6. Fiqh Imam Syafi’i
Imam Syafi’i tidak pernah mengarah pada pembuatan madzhab yang independen atau mengikuti beberapa pendapat fiqh yang independen seperti pendapat Imam Malik. Ketika beliau pergi menuju Baghdad untuk pertama kalinya, Imam Syafi’i di anggap dari Ashab Imam Malik yang selalu menjaga beberapa pendapat dan melawan para Ahli al-Ro’yu untuk menjaga fiqh Madinah, hingga beliau disebut dengan sebutan Nashiru al-Hadits (penyelamat hadits). Setelah cukup lama menetap di Baghdad, Imam Syafi’i memutuskan untuk mempelajari kitab-kitab Muhammad bin al-Hassan murid dari Imam Abu Hanifah. Setelah itu beliau mendebat dan mengkritik para Ahlu al-Ro’yi sampai beliau merasa bahwasannya beliau harus keluar untuk para manusia dengan komposisi/ campuran fiqh ahli Iraq dan fiqh ahli Madinah.
Imam Syafi’i pun mempelajari pendapat-pendapat Imam Malik dengan mempelajari, mengkritik, dan menyelidiki bukan mengalahkan kefanatikan atau mungkin perdebatan pendapat. Karena menurut beliau ketika mengalahkan kefanatikan maka hanya akan menunjukan beberapa kekurangan. Seperti halnya ketika terjadi beberapa keunggulan dan kekurangan fiqh ahli Iraq, menurut pandangan beliau diharuskan ada pemikiran dan pengarahan penbaharuan misalnya munaqosyah dalam furu’ dan pengarahannya pada mengetahui ushul-nya serta membahas batas-batas dan ukuran. Sehingga Imam Syafi’i pun keluar dari Baghdad dan mencetuskan garis-garis pembaharuan.
7. Periodesasi
Proses pembuatan pendapat-pendapat Imam Syafi’i terbagi dalam tiga periode, yakni: periode Makkah al-Mukarromah, periode Madinah al-Munawwaroh, dan periode Mesir. Dan pada setiap masa ini munculah murid-murid Imam Syafi’i yang belajar dari beliau dan mensyiarkan madzhab beliau di masanya. Imam Syafi’i menetap di kota Makkah al-Mukarromah setelah beliau dari Baghdad yang pertama dalam jangka waktu sekitar sembilan tahun. Dan disini beliau merasa paling semangat di masa-masa penuntutan ilmu, dikarenakan di masa ini beliau banyak memperhatikan beberapa pendapat para ulama’-ulama’ besar dimasa itu.

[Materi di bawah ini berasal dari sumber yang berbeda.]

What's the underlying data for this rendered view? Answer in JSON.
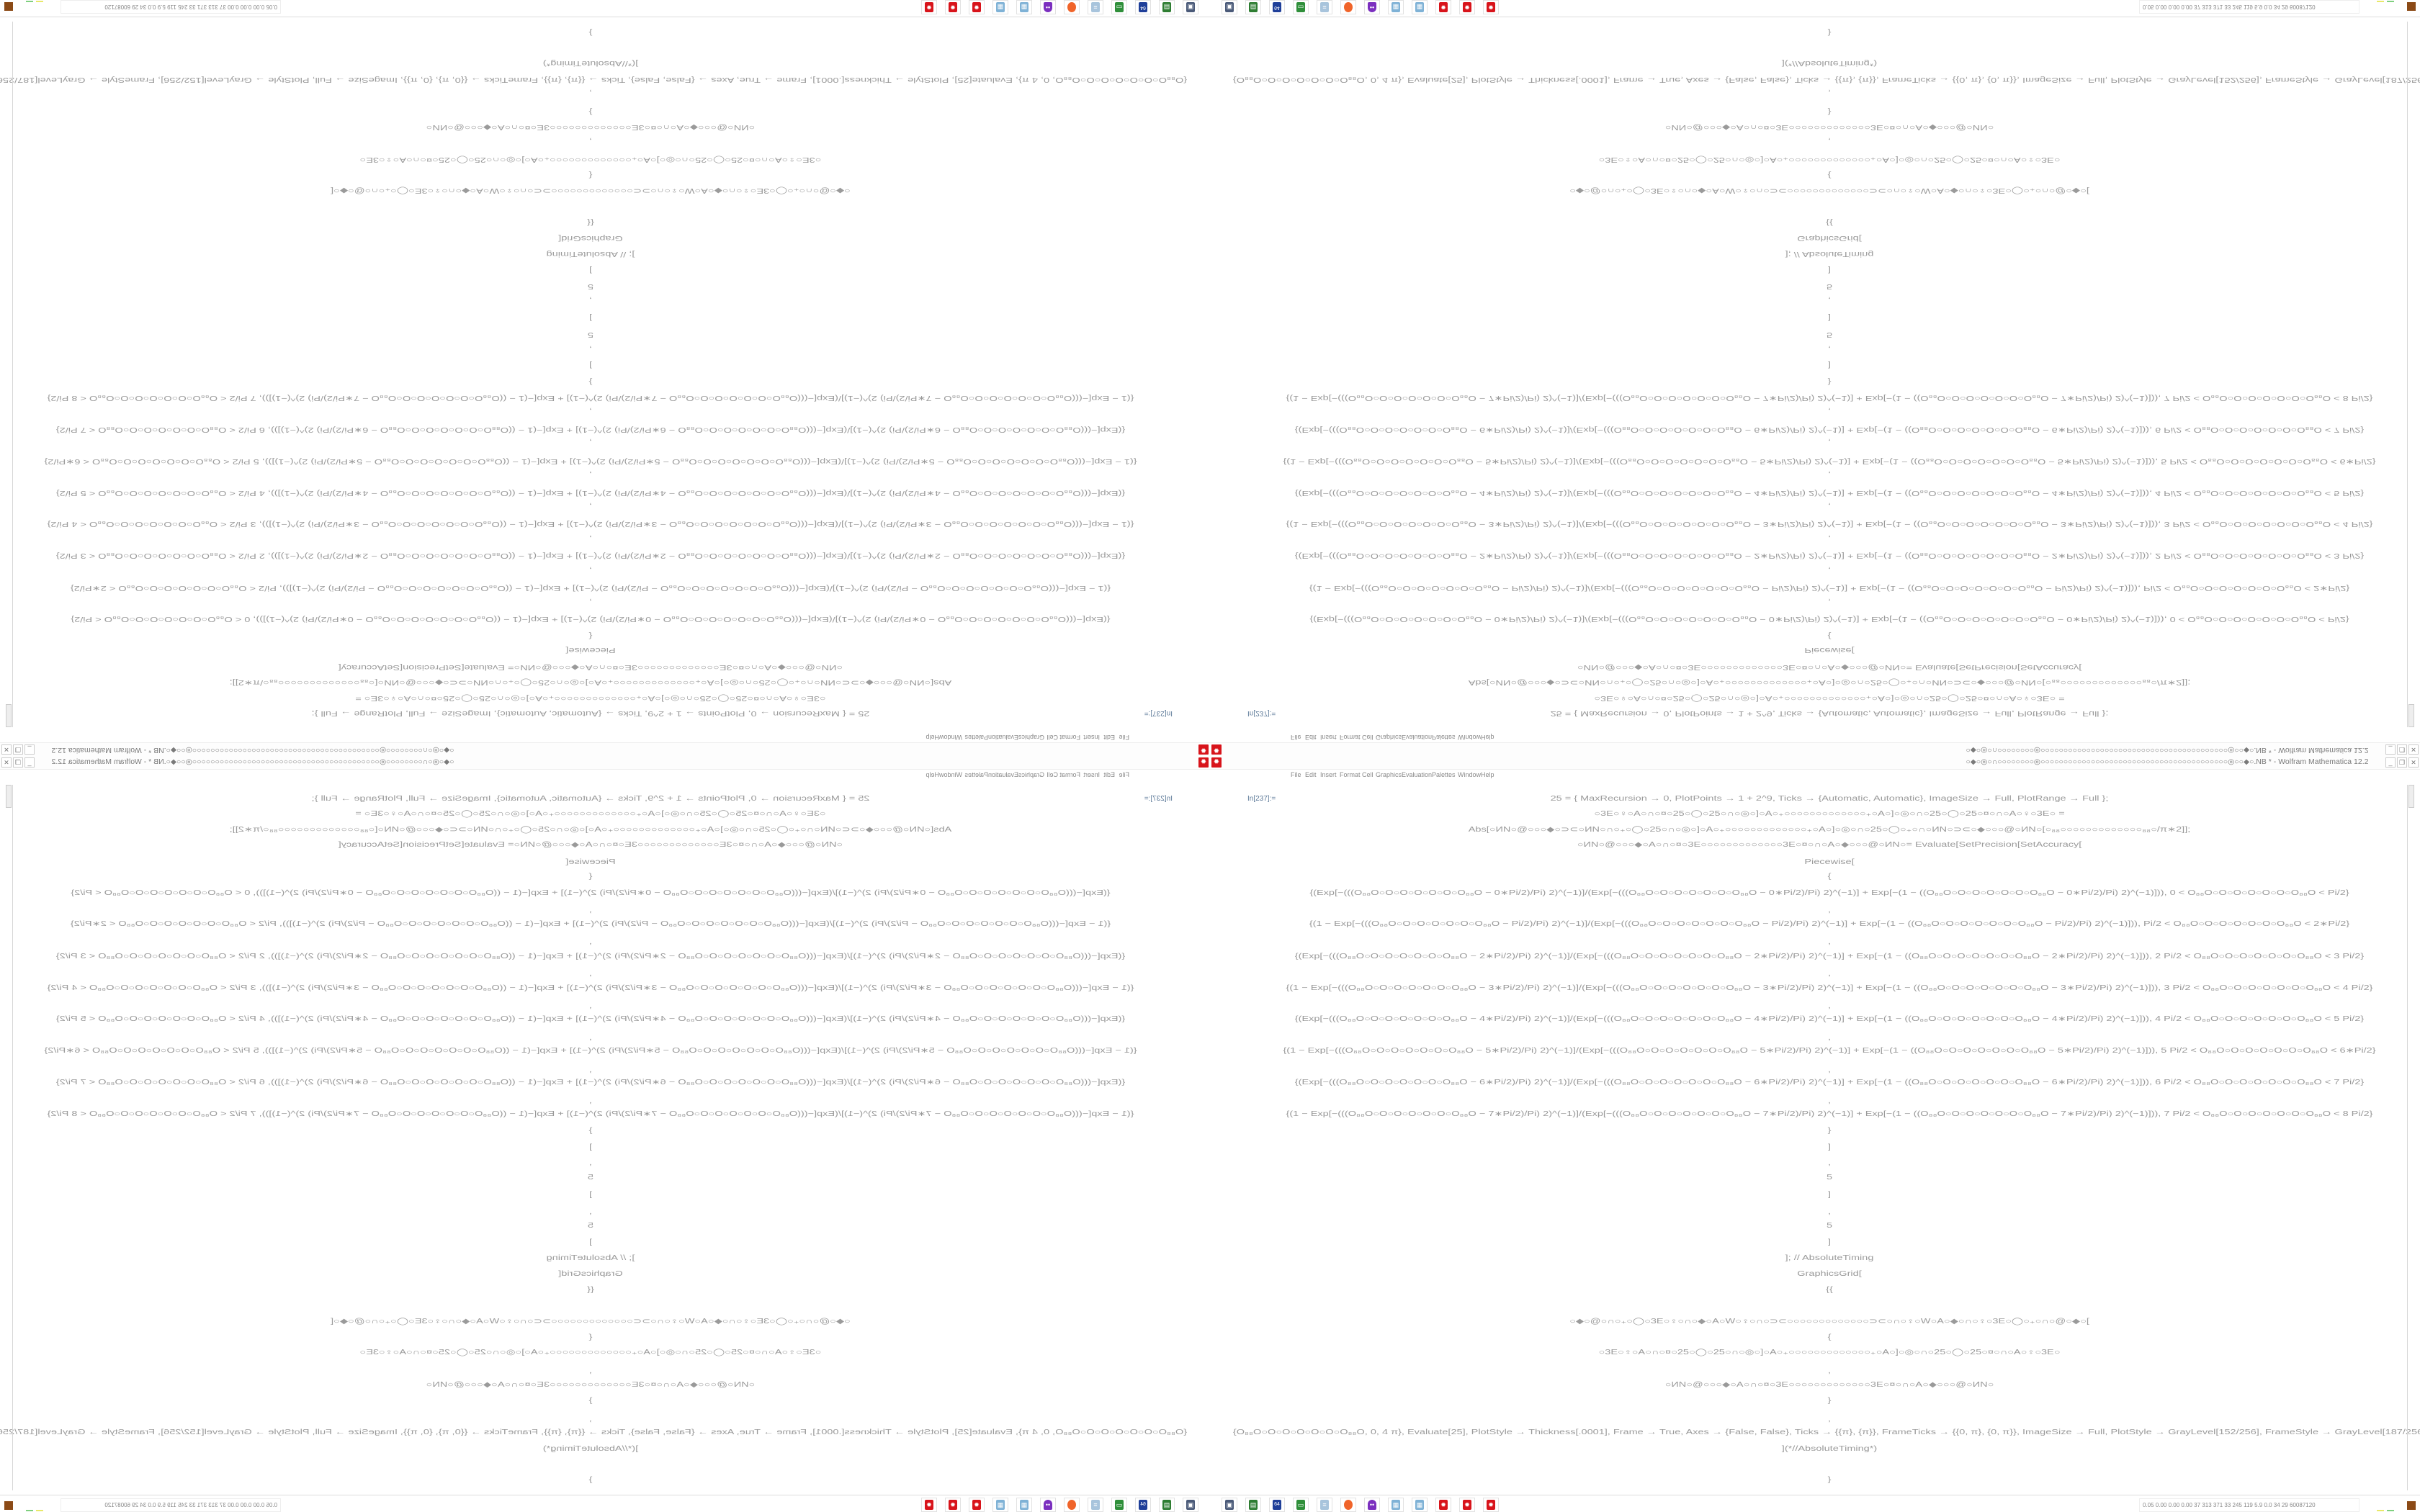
{
  "window": {
    "title": "○◆○◎○∩○○○○○○○○◎○○○○○○○○○○○○○○○○○○○○○○○○○○○○○○○○○○○○○○○○○◎○○◆○.NB * - Wolfram Mathematica 12.2",
    "minimize": "_",
    "restore": "❐",
    "close": "✕"
  },
  "menu": [
    "File",
    "Edit",
    "Insert",
    "Format",
    "Cell",
    "Graphics",
    "Evaluation",
    "Palettes",
    "Window",
    "Help"
  ],
  "cell_label": "In[237]:=",
  "code": {
    "head": [
      "25 = {   MaxRecursion → 0, PlotPoints → 1 + 2^9, Ticks → {Automatic, Automatic}, ImageSize → Full, PlotRange → Full   };",
      "○3E○♀○A○∩○¤○25○◯○25○∩○◎○]○A○₊○○○○○○○○○○○○○₊○A○]○◎○∩○25○◯○25○¤○∩○A○♀○3E○   =",
      "Abs[○ИN○@○○○◆○⊃⊂○ИN○∩○₊○◯○25○∩○◎○]○A○₊○○○○○○○○○○○○○₊○A○]○◎○∩○25○◯○₊○∩○ИN○⊃⊂○◆○○○@○ИN○[○₈₈○○○○○○○○○○○○○₈₈○/π∗2]];",
      "○ИN○@○○○◆○A○∩○¤○3E○○○○○○○○○○○○○3E○¤○∩○A○◆○○○@○ИN○= Evaluate[SetPrecision[SetAccuracy[",
      "Piecewise[",
      "{"
    ],
    "rows": [
      "{(Exp[−(((O₈₈O○O○O○O○O○O○O₈₈O − 0∗Pi/2)/Pi) 2)^(−1)]/(Exp[−(((O₈₈O○O○O○O○O○O○O₈₈O − 0∗Pi/2)/Pi) 2)^(−1)] + Exp[−(1 − ((O₈₈O○O○O○O○O○O○O₈₈O − 0∗Pi/2)/Pi) 2)^(−1)])), 0 < O₈₈O○O○O○O○O○O○O₈₈O < Pi/2}",
      "{(1 − Exp[−(((O₈₈O○O○O○O○O○O○O₈₈O − Pi/2)/Pi) 2)^(−1)]/(Exp[−(((O₈₈O○O○O○O○O○O○O₈₈O − Pi/2)/Pi) 2)^(−1)] + Exp[−(1 − ((O₈₈O○O○O○O○O○O○O₈₈O − Pi/2)/Pi) 2)^(−1)])), Pi/2 < O₈₈O○O○O○O○O○O○O₈₈O < 2∗Pi/2}",
      "{(Exp[−(((O₈₈O○O○O○O○O○O○O₈₈O − 2∗Pi/2)/Pi) 2)^(−1)]/(Exp[−(((O₈₈O○O○O○O○O○O○O₈₈O − 2∗Pi/2)/Pi) 2)^(−1)] + Exp[−(1 − ((O₈₈O○O○O○O○O○O○O₈₈O − 2∗Pi/2)/Pi) 2)^(−1)])), 2 Pi/2 < O₈₈O○O○O○O○O○O○O₈₈O < 3 Pi/2}",
      "{(1 − Exp[−(((O₈₈O○O○O○O○O○O○O₈₈O − 3∗Pi/2)/Pi) 2)^(−1)]/(Exp[−(((O₈₈O○O○O○O○O○O○O₈₈O − 3∗Pi/2)/Pi) 2)^(−1)] + Exp[−(1 − ((O₈₈O○O○O○O○O○O○O₈₈O − 3∗Pi/2)/Pi) 2)^(−1)])), 3 Pi/2 < O₈₈O○O○O○O○O○O○O₈₈O < 4 Pi/2}",
      "{(Exp[−(((O₈₈O○O○O○O○O○O○O₈₈O − 4∗Pi/2)/Pi) 2)^(−1)]/(Exp[−(((O₈₈O○O○O○O○O○O○O₈₈O − 4∗Pi/2)/Pi) 2)^(−1)] + Exp[−(1 − ((O₈₈O○O○O○O○O○O○O₈₈O − 4∗Pi/2)/Pi) 2)^(−1)])), 4 Pi/2 < O₈₈O○O○O○O○O○O○O₈₈O < 5 Pi/2}",
      "{(1 − Exp[−(((O₈₈O○O○O○O○O○O○O₈₈O − 5∗Pi/2)/Pi) 2)^(−1)]/(Exp[−(((O₈₈O○O○O○O○O○O○O₈₈O − 5∗Pi/2)/Pi) 2)^(−1)] + Exp[−(1 − ((O₈₈O○O○O○O○O○O○O₈₈O − 5∗Pi/2)/Pi) 2)^(−1)])), 5 Pi/2 < O₈₈O○O○O○O○O○O○O₈₈O < 6∗Pi/2}",
      "{(Exp[−(((O₈₈O○O○O○O○O○O○O₈₈O − 6∗Pi/2)/Pi) 2)^(−1)]/(Exp[−(((O₈₈O○O○O○O○O○O○O₈₈O − 6∗Pi/2)/Pi) 2)^(−1)] + Exp[−(1 − ((O₈₈O○O○O○O○O○O○O₈₈O − 6∗Pi/2)/Pi) 2)^(−1)])), 6 Pi/2 < O₈₈O○O○O○O○O○O○O₈₈O < 7 Pi/2}",
      "{(1 − Exp[−(((O₈₈O○O○O○O○O○O○O₈₈O − 7∗Pi/2)/Pi) 2)^(−1)]/(Exp[−(((O₈₈O○O○O○O○O○O○O₈₈O − 7∗Pi/2)/Pi) 2)^(−1)] + Exp[−(1 − ((O₈₈O○O○O○O○O○O○O₈₈O − 7∗Pi/2)/Pi) 2)^(−1)])), 7 Pi/2 < O₈₈O○O○O○O○O○O○O₈₈O < 8 Pi/2}"
    ],
    "separator": ",",
    "tail": [
      "}",
      "]",
      ",",
      "5",
      "]",
      ",",
      "5",
      "]",
      "]; // AbsoluteTiming",
      "GraphicsGrid[",
      "{{",
      "○◆○@○∩○₊○◯○3E○♀○∩○◆○A○W○♀○∩○⊃⊂○○○○○○○○○○○○○⊃⊂○∩○♀○W○A○◆○∩○♀○3E○◯○₊○∩○@○◆○[",
      "{",
      "○3E○♀○A○∩○¤○25○◯○25○∩○◎○]○A○₊○○○○○○○○○○○○○₊○A○]○◎○∩○25○◯○25○¤○∩○A○♀○3E○",
      ",",
      "○ИN○@○○○◆○A○∩○¤○3E○○○○○○○○○○○○○3E○¤○∩○A○◆○○○@○ИN○",
      "}",
      ",",
      "{O₈₈O○O○O○O○O○O○O₈₈O, 0, 4 π}, Evaluate[25], PlotStyle → Thickness[.0001], Frame → True, Axes → {False, False}, Ticks → {{π}, {π}}, FrameTicks → {{0, π}, {0, π}}, ImageSize → Full, PlotStyle → GrayLevel[152/256], FrameStyle → GrayLevel[187/256]",
      "](*//AbsoluteTiming*)",
      "}"
    ]
  },
  "taskbar": {
    "icons": [
      "video-monitor",
      "green-device",
      "floppy-64",
      "terminal-monitor",
      "notepad",
      "firefox",
      "purple-ghost",
      "calculator",
      "calculator",
      "mathematica",
      "mathematica",
      "mathematica"
    ],
    "icon_colors": [
      "#4a5a78",
      "#2e7d32",
      "#1f3f99",
      "#2f8f3a",
      "#a8c4dc",
      "#f0642a",
      "#7b2fbf",
      "#7fb2d6",
      "#7fb2d6",
      "#d8141b",
      "#d8141b",
      "#d8141b"
    ],
    "floppy_label": "64",
    "tray_text": "0.05 0.00 0.00 0.00   37   313   371   33   245   119   5.9   0.0   34   29   60087120"
  },
  "colors": {
    "accent": "#d8141b",
    "text": "#9a9a9a",
    "cell_label": "#5d7a99"
  }
}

8. Istilah Fiqh Madzhab Syafi’iyah
Ada beberapa istilah fiqh yang biasa digunakan oleh Imam Syafi’i, antara lain sebagai berikut:
1) Lafadz fardlu untuk sesuatu yang wajib atau yang diharuskan untuk melaksanakanya. Seperti juga kata muharram atau haram untuk sesuatu yang harus ditinggalkan dan untuk sesuatu yang menjadi kebalikan dari fardlu.
2) Kata karohah berarti sesuatu yang dianggap bagus untuk dilaksanakan, misalnya: diriwayatkan bahwasannya sesungguhnya nabi Muhammad SAW berkata: ”Bumi itu masjid kecuali kuburan dan toilet”. Disini Imam Syafi’i memberi illat bahwasannya sesungguhnya kuburan dan toilet itu tidak suci, dan berkata bahwa kuburan adalah tempat yang dibuat mengubur masyarakat umum, yaitu pasir yang bercampur dengan para mayat. Adapun shohro’ (sahara atau padang pasir) yang tidak pernah dibuat mengubur sama sekali kemudian dibuat mengubur suatu kaum yang telah mati, jika pada suatu saat ada seseorang yang shalat pada kuburan tersebut atau diatasnya maka Imam Syafi’i menghukumi makruh dan tidak menyuruh untuk mengulang kembali shalatnya dikarenakan diketahui bahwa pasir itu suci dan tidak bercampur dengan sesuatu apapun.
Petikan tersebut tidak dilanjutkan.